Difference Between ORP VS DO
How DO & ORP Effect Hydroponic Nutrient Solutions
The difference between ORP VS DO is important to understand for assessing and managing the “health” of hydroponic nutrient solutions and water quality for use in cultivating high value crops.
DO (dissolved oxygen) in simplest terms is a value indicative of the ability of a water supply to support healthy life; or the ability to support “aerobic” conditions.
ORP (oxidation reduction potential) is a value associated with how “hygenic” a water source or nutrient solution is.
While DO and ORP may initially sound like they are the same or similar, there are some important differences and distinctions worth understanding. Additionally, ORP and DO play a close relationship to one another, affecting the value of each–and the overall health and performance of a hydroponic nutrient solution.
Monitoring DO & ORP
For practical purposes and accuracy, DO and ORP may be monitored using electronic devices or tested for periodically via weekly laboratory testing. The ability to monitor and control these important cropping values can improve yields, crop quality and is key at avoiding costly issues, ie water borne plant pathogens.
Measuring DO, Hydroponics
Dissolved Oxygen levels for hydroponics and aquaponics applications are typically provided as PPM (parts per million) or as a % percentage oxygen. This value naturally occurs in healthy water supplies from 4 to 6 PPM. It is possible to increase these levels, especially in hydroponic systems like RDWC (recirculating deep water culture) and HPAC (high pressure aeroponic cloners). Values upwards of 12 ppm are achievable in such systems. Higher levels may be obtained with specialized technology that is typically reserved for larger scale growers due to cost and scalability. Using specialized O2 diffusion systems can allow DO to remain at elevated levels for some time after treatment. Using conventional methods, ie aeration and nutrient circulation, levels may drop quickly once aeration and circulation are halted, even temporarily.
Hydroponic crops grown with elevated DO levels produce bigger yields and grow faster. Additionally, they are able to use water and nutrients more efficiently and thrive at lower nutrient concentrations (provided they are replenished or topped up). The result is reduced fertilizer use, better cropping and a reduced environmental footprint.
Additionally, the nutrient solution temperature plays a major role in how much DO may occur for crops. There is a very direct relationship between temperature and DO levels, with higher temperatures decreasing DO potential. *Henry’s Law* Chillers for cooling hydroponics systems help to keep DO levels optimal and may also decrease grow room air cooling costs as roots are kept at optimal temperatures more efficiently with liquid thermodynamic principles.

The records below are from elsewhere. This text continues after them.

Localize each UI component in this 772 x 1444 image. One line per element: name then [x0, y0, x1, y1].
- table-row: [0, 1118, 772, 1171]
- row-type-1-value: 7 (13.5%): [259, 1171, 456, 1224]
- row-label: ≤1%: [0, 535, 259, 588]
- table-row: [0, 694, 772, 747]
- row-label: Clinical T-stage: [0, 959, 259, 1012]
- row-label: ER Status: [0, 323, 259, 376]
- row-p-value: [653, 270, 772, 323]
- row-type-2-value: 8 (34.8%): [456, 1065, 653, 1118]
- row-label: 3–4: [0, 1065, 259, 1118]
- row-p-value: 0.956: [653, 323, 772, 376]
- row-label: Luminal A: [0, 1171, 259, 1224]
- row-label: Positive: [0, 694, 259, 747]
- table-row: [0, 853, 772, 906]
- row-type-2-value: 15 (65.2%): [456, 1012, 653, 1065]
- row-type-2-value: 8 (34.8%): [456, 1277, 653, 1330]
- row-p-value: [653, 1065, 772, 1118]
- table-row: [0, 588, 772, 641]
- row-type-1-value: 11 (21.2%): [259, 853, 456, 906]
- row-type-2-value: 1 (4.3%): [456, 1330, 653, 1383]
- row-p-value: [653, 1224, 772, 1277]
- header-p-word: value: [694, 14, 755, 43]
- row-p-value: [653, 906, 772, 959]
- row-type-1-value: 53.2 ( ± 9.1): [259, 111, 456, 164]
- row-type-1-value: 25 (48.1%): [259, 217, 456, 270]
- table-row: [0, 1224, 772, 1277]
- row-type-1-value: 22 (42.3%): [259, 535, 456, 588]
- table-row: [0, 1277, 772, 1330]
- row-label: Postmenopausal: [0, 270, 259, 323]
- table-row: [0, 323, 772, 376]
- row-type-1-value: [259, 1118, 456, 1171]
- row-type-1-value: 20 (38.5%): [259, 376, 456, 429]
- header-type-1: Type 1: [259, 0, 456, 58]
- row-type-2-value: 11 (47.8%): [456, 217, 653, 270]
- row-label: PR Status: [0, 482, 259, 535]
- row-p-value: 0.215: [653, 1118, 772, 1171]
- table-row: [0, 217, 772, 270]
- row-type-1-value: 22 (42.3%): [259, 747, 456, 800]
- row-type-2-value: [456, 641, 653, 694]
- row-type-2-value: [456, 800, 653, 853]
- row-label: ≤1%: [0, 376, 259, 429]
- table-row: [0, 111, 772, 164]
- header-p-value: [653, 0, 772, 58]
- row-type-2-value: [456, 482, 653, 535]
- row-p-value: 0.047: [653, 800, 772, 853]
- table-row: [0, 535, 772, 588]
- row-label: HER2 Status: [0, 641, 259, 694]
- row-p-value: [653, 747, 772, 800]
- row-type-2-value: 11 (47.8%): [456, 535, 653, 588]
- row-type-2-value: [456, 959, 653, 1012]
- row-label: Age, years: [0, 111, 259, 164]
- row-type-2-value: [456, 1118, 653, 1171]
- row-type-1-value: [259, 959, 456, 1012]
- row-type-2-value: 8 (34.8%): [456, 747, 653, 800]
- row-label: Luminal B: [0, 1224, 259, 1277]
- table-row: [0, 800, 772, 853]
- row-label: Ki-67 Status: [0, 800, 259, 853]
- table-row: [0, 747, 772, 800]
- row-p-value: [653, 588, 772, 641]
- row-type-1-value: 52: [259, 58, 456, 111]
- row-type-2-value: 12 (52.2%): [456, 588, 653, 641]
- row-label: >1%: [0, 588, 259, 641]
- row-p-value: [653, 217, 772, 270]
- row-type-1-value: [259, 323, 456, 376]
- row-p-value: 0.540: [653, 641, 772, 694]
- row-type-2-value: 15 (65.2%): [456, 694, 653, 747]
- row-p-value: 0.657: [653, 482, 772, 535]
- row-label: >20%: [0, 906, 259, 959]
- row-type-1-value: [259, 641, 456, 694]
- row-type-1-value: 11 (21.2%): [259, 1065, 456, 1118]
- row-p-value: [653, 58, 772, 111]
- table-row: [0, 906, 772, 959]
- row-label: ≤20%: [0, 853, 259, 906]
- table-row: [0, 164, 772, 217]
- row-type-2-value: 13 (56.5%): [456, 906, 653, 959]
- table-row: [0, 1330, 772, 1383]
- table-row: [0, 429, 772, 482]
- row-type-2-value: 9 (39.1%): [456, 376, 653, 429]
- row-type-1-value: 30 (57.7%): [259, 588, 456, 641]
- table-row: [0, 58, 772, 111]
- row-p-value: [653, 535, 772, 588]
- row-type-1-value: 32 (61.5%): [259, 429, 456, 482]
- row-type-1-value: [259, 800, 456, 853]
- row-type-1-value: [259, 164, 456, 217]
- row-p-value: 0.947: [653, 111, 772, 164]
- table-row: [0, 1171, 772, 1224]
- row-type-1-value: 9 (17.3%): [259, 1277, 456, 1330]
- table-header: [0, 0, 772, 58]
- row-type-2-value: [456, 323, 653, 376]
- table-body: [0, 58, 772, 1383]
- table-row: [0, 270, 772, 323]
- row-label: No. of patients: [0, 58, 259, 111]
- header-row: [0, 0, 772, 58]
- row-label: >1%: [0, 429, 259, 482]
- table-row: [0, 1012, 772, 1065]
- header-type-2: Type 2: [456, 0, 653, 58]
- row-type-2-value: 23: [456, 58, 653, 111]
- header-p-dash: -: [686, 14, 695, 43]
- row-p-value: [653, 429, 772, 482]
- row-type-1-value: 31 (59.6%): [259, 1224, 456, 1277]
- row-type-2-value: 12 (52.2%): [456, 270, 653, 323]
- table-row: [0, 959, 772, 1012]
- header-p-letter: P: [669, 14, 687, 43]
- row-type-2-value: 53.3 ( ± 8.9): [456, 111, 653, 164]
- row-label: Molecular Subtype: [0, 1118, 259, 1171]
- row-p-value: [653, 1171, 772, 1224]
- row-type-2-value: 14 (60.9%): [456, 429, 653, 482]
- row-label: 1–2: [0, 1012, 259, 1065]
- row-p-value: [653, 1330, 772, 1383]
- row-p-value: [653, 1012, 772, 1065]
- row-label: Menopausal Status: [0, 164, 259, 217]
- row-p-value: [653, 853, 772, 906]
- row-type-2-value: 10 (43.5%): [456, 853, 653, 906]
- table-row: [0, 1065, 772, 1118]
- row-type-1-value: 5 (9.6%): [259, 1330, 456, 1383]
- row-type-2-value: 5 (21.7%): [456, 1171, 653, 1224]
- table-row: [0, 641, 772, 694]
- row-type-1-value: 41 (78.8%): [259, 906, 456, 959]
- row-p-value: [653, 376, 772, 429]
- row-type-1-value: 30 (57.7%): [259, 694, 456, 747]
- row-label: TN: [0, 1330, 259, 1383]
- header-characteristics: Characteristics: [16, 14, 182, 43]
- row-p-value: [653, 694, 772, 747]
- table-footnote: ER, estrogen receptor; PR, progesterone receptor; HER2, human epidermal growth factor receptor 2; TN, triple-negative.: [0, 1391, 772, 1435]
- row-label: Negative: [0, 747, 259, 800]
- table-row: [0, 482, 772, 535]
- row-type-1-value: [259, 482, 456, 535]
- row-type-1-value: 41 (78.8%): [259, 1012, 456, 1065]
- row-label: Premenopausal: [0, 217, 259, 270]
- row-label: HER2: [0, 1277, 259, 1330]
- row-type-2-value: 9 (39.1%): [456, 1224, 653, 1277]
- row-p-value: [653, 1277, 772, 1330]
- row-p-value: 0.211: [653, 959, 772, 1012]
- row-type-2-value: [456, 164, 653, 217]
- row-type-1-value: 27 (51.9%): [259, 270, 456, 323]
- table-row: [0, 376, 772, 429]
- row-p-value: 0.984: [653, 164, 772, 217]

Measuring ORP, Hydroponics
For both hydroponics and drinking water applications, Oxidation Reduction Potential (ORP) is typically denoted as mV (millivolts). However, the optimal value for each differs. For sanitary purposes where drinking water is concerned, 650 mV (millivolts). Alternatively, for cropping purposes and optimal value is 300-400 mV. Most hydroponics growers filter water from municipal or well water sources prior to storage or applying to crops–this process reduces ORP values as chlorine is removed from the tap water supply (dechlorination). Chloride (Cl-) strongly increases ORP levels; largely why it is added to water supplies.
Unfortunately for both crops and growers the chlorine that occurs in water supplies is not good for plants; that’s why it’s removed. However Hypochlorous Acid (HOCl – used in food handling) is a form of chlorine that will not harm plants when used as directed and does a great job of boosting and maintaining ORP levels. Additionally it keeps systems, growing media and surfaces free of biofilms and nutrient salt build up.
How DO & ORP Work Together for Hydroponics
To recap: DO is the ability of the water or nutrient solution for healthy plant life and ORP is representative of the hygienic quality of the water or nutrient solution. Here’s a real life example of how they may interact.
It is the hottest part of the year and the grow room air handling system cannot keep air temperatures at optimal–additionally, the chiller for the hydroponic system was sized to the bare minimum to help save on capital outlay. The nutrient solution temperature rises to over 80 Degree Fahrenheit during the lighting cycle.
DO levels decrease at the roots while the entire plant is stressed from high temperatures. Bacteria occurring in the system once kept in check begin to flourish, creating disease pressures on the crop. This is all unseen to the grower who does not measure or manage DO–what is seen is the ORP levels decrease steadily. Hypochlorous Acid is applied at higher frequencies and concentrations to maintain a base value of ~400 mV
The unknown grower has narrowly escaped crop infection, ie pathogen levels didn’t proliferate to disease causing levels because an optimal ORP was maintained even while DO fell below normal healthy levels.
In conclusion, understanding the differences and interactions with DO VS ORP is an important and sometimes less explored area relating to crop management, especially for hydroponics applications. Learning more and actively monitoring and controlling these essential cropping values can help protect your growing investment and yield healthier rewards.